De son côté, Laurent Delannoy a pensé les locaux de sa startup dans le but de construire un environnement agréable pour ses salariés autistes. « On fait très attention à la gestion du bruit, de la lumière et de la température des bureaux » , développe-t-il. Cela passe par des casques absorbeurs de bruit, aucune sonnerie de téléphone mais une communication avec les clients via des chatrooms virtuelles privées, ou encore une salle de repos avec de grands fauteuils pour pouvoir se reposer en cas de besoin pour prendre en compte la fatigue ou les angoisses de ces salariés.
L’entrepreneur, qui a fondé Avencod avec sa femme, travaille aussi avec des psychologues, « pas comme des docteurs qui viennent voir des patients« , mais pour comprendre les systèmes autistiques et construire une relation de confiance, de bienveillance entre le collaborateur et le manager. Pendant le confinement, où le télétravail a été particulièrement éprouvant pour les travailleurs autistes, la société a aussi mis à disposition la possibilité pour les salariés de contacter un psychologue à tout moment.

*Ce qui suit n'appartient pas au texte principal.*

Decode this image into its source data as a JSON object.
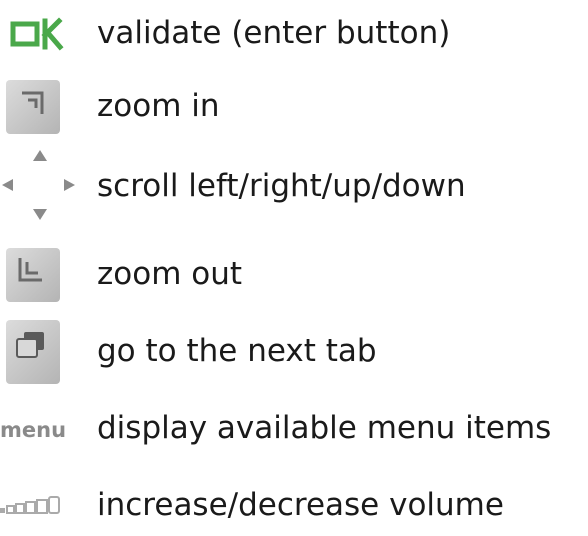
{
  "legend": {
    "items": [
      {
        "icon": "ok-icon",
        "icon_text": "OK",
        "label": "validate (enter button)"
      },
      {
        "icon": "zoom-in-icon",
        "label": "zoom in"
      },
      {
        "icon": "scroll-arrows-icon",
        "label": "scroll left/right/up/down"
      },
      {
        "icon": "zoom-out-icon",
        "label": "zoom out"
      },
      {
        "icon": "next-tab-icon",
        "label": "go to the next tab"
      },
      {
        "icon": "menu-icon",
        "icon_text": "menu",
        "label": "display available menu items"
      },
      {
        "icon": "volume-icon",
        "label": "increase/decrease volume"
      }
    ]
  },
  "colors": {
    "ok_green": "#4aa84a",
    "icon_gray": "#8a8a8a",
    "text": "#1a1a1a"
  }
}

De la bonne volonté mais trop peu d’action
Pour aider les entreprises qui veulent être plus inclusives, des solutions existent. « Si les sociétés sont la plupart du temps de bonne volonté, elles ont souvent peur de ne pas savoir comment faire, que ça ne leur demande trop de temps et d’investissement, constate Ana Pellereau. Nous voulons les rassurer en leur disant que des structures d’accompagnement sont là pour les entreprises, et que les CRA (Centres Ressources Autisme) en font partie » . Cette chargée de mission du CRA du Nord-Pas-de-Calais a d’ailleurs allié ses forces au CRA d’Alsace pour créer un kit, « à propos d’autisme » , destiné aux employeurs pour les guider dans l’insertion professionnelle des personnes souffrant de ce handicap.

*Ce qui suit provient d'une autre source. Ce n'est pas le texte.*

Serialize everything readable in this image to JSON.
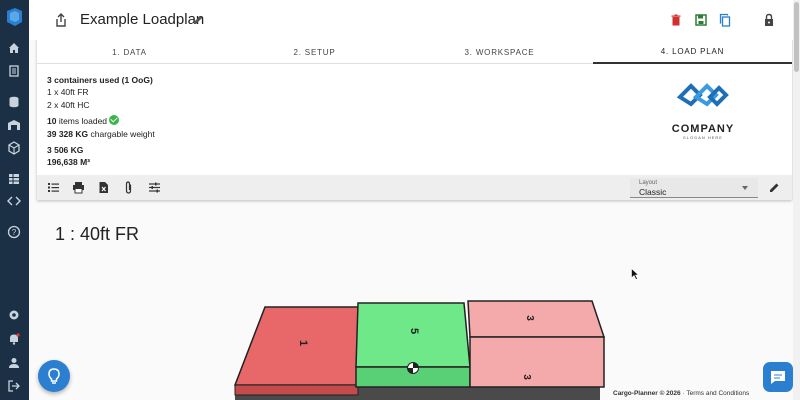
{
  "header": {
    "title": "Example Loadplan"
  },
  "tabs": [
    {
      "label": "1. DATA"
    },
    {
      "label": "2. SETUP"
    },
    {
      "label": "3. WORKSPACE"
    },
    {
      "label": "4. LOAD PLAN"
    }
  ],
  "summary": {
    "containers_used": "3 containers used (1 OoG)",
    "container_line_1": "1 x 40ft FR",
    "container_line_2": "2 x 40ft HC",
    "items_count": "10",
    "items_text": " items loaded",
    "chargeable_weight_value": "39 328 KG",
    "chargeable_weight_text": " chargable weight",
    "weight": "3 506 KG",
    "volume": "196,638 M³"
  },
  "company_logo": {
    "name": "COMPANY",
    "slogan": "SLOGAN HERE"
  },
  "layout_select": {
    "label": "Layout",
    "value": "Classic"
  },
  "container": {
    "title": "1 : 40ft FR"
  },
  "cargo_labels": {
    "red": "1",
    "green": "5",
    "pink_top": "3",
    "pink_front": "3"
  },
  "footer": {
    "brand": "Cargo-Planner © 2026",
    "link": "Terms and Conditions"
  },
  "colors": {
    "sidebar": "#1b2f45",
    "accent": "#2b7fd0",
    "cargo_red": "#e8686a",
    "cargo_green": "#6ee889",
    "cargo_pink": "#f4a9ab",
    "delete": "#d32f2f",
    "save": "#2e7d32"
  }
}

Pour ceux qui ont franchi le cap, le pari est gagnant : « Nous voulons continuer d’élargir notre initiative dans les métiers du numérique, confirme Laurent Delannoy. Notre objectif est d’augmenter l’employabilité de nos collaborateurs en leur permettant d’accéder à une expérience professionnelle. Le but est finalement de les voir aller vers d’autres entreprises » . Il se réjouit d’ailleurs d’avoir vu partir, ces deux dernières années, six de ses anciens collaborateurs autistes vers des sociétés dans un milieu plus « classique ».